Don Berwick, who left his job last week as head of the Medicare and Medicaid programs after sustained opposition from Senate Republicans who accused him of supporting rationing, struck back Wednesday with a blistering attack on his critics.

“The true rationers are those who impede improvement, who stand in the way of change, and who thereby force choices that we can avoid through better care,” Berwick said in a farewell speech in Orlando.

Don Berwick announcing proposed insurance exchange rules at a July event (Photo by Jessica Marcy/KHN)

“It boggles my mind that the same people who cry ‘foul’ about rationing an instant later argue to reduce health care benefits for the needy, to defund crucial programs of care and prevention, and to shift thousands of dollars of annual costs to people — elders, the poor, the disabled –who are least able to bear them,” he said, according to a copy of his remarks.

Berwick didn’t specifically cite congressional Republicans but clearly was referring to Republican proposals to make drastic changes to Medicaid and Medicare to reduce the nation’s budget deficit, such as capping annual federal funding to states for Medicaid. That proposal could result in billions of dollars in cuts, which critics have said would lead to cuts in benefits.

Berwick made his comments at the annual conference of the Cambridge, Mass.-based Institute for Healthcare Improvement, which he led for nearly 20 years before becoming administrator of the Centers for Medicare and Medicaid Services in July 2010.

After Republicans said they would not confirm his appointment, President Obama appointed him during a congressional recess, which would mean he could serve only for 18 months.
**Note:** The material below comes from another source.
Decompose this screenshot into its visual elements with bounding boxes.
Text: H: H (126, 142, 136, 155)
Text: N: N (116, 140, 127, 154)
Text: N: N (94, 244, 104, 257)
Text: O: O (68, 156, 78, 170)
His last day was Dec. 2.

Berwick avoided using the term “rationing” during his 16-month tenure but made it a focal point of his address Wednesday:

“When the 17 million American children who live in poverty cannot get the immunizations and blood tests they need, that is rationing. When disabled Americans lack the help to keep them out of institutions and in their homes and living independently, that is rationing.  When tens of thousands of Medicaid beneficiaries are thrown out of coverage, and when  millions of seniors are threatened with the withdrawal of preventive care or cannot afford their medications, and when every single one of us lives under the sword of Damocles that, if we get sick, we lose health insurance, that is rationing.”

Berwick also jabbed at Republicans who inaccurately said the federal health law included so-called “death panels.”

“If you really want to talk about ‘death panels,’ let’s think about what happens if we cut back programs of needed, life-saving care for Medicaid beneficiaries and other poor people in America,” he said. “Maybe a real death panel is a group of people who tell health care insurers that is it OK to take insurance away from people because they are sick or are at risk for becoming sick.”